Changing shopping habits are transforming America’s malls

In 2018, like many other department stores, Macy’s in Burlington, Vermont, closed its doors. In 2021 it reopened as a school. Toxic chemicals had been found at Burlington High, and the empty Macy’s offered an airy stopgap until a new building could be ready in 2025. Pupils have grown used to studying in a library created out of the china department, where books sit on backlit display shelves, and eating lunch below a Michael Kors sign (a teacher has stuck a “café” sign next to the designer’s name). They especially like riding on the vast glass escalators, says Lauren McBride, the principal.

Across America empty shops in malls, notably the “anchor” spaces once filled by department stores like Macy’s, are being put to new use. As people spend more on dining out and holidays and less on clothes, such stores’ sales have shrunk. The pandemic, which drove shoppers online, accelerated that decline. Macy’s in Burlington was one of 100 or so closures announced by the retail chain in 2016; more followed. JCPenney has shut 175 shops since 2020. Lord & Taylor has gone online-only.

Green Street, an analytics firm, estimates that of more than 1,000 empty anchor boxes in America around 80% are in “b” and “c” malls (with lower sales per square foot than high-performing “a” malls). More malls were downgraded during the pandemic, says Vince Tibone, an analyst. Because some tenants have lease clauses that allow them to pay less rent if anchors depart, and an empty shopfront is off-putting, mall landlords are eager to get new tenants “even if they aren’t the sexiest”, he says.
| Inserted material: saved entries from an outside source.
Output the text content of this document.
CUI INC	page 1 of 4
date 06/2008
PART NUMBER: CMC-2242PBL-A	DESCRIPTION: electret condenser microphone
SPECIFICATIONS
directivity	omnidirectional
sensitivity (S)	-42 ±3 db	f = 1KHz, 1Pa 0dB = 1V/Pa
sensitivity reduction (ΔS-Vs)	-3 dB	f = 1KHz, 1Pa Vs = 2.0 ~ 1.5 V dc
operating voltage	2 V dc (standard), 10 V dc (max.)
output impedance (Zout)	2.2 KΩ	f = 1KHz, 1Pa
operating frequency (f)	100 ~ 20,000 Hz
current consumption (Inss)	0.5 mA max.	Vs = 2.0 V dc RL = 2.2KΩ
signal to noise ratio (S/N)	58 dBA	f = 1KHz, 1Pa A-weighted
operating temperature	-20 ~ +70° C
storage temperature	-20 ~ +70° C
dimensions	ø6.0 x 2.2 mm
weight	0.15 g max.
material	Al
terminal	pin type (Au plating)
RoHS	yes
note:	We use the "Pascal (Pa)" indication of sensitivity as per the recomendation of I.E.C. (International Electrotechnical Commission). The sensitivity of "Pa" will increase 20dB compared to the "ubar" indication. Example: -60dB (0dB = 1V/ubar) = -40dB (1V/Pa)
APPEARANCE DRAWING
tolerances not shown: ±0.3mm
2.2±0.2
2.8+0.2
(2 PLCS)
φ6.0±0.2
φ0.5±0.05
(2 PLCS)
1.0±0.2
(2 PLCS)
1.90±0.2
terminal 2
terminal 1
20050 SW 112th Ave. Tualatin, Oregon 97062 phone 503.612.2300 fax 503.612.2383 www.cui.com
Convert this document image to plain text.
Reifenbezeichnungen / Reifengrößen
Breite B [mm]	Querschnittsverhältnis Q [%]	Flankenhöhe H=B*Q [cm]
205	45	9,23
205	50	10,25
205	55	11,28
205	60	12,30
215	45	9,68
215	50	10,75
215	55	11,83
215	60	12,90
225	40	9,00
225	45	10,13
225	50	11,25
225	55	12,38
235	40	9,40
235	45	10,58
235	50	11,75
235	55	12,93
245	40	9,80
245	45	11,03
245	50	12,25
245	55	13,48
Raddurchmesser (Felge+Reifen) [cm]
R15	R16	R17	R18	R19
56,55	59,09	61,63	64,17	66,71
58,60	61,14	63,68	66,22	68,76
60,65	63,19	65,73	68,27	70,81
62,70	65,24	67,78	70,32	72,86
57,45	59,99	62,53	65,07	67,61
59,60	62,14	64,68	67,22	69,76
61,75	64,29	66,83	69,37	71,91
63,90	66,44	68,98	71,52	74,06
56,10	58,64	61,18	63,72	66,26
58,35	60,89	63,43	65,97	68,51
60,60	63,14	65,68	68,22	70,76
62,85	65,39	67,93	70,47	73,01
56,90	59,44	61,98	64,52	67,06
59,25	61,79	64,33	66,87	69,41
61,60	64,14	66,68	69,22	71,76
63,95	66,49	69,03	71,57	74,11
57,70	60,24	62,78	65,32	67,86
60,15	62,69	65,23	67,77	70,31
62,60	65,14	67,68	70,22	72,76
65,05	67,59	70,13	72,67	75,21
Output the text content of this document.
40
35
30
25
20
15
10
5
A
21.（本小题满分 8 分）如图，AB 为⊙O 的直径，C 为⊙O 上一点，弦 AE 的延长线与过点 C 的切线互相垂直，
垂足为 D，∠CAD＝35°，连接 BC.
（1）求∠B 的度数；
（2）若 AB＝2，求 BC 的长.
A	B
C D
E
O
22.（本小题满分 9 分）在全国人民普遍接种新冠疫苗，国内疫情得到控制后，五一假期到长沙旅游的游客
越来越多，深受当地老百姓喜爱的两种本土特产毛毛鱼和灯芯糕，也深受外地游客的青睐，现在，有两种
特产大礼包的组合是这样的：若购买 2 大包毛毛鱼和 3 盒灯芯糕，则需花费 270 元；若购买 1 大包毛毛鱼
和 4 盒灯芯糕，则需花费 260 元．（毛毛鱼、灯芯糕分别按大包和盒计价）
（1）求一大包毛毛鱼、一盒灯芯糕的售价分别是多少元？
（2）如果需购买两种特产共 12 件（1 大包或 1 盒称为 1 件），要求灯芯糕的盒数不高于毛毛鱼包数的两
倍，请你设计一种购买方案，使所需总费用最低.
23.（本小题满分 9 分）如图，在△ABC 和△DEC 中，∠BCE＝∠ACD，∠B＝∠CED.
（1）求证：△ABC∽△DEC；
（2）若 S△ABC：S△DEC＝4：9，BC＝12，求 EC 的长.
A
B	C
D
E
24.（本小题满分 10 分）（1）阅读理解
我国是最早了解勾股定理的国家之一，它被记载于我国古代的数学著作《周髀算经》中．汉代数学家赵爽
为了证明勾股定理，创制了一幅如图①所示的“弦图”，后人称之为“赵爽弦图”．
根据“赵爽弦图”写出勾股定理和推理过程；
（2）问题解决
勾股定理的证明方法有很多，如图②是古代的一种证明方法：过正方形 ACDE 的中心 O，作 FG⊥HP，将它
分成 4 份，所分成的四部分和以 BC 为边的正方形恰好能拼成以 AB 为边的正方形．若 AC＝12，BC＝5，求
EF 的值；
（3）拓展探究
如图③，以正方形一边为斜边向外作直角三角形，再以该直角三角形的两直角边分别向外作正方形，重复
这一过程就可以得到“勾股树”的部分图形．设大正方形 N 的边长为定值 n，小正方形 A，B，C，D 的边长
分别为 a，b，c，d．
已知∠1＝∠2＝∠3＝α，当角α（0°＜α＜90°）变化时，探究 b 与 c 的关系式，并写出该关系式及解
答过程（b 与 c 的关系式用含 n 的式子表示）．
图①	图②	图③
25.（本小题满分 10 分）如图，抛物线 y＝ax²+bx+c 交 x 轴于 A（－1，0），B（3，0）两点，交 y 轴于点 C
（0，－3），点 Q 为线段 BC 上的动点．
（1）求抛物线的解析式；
Those now inhabiting old department stores range from offices to theatres. In March the city council in Springfield, Massachusetts, approved plans to grow cannabis on the second floor of an old Macy’s in the city’s Eastfield mall (and sell it on the first). The Medical University of South Carolina has set up clinics in the old JCPenney at the Citadel Mall in Charleston, which still has shops. Ellen Dunham-Jones, a professor of architecture at Georgia Tech, who keeps a database of retrofitted malls, says 32 enclosed malls have been wholly or partially redeveloped for health care. (Most redeveloped malls, she says, are mixed-use.)

Health-care businesses can make good use of large stores and malls because many hospitals were built in places where there is little room to expand. Malls offer a lot of parking space (a benefit enjoyed by Burlington High’s pupils and teachers). In suburban areas malls are often well placed for ageing populations that need more doctor’s appointments and fewer new shoes.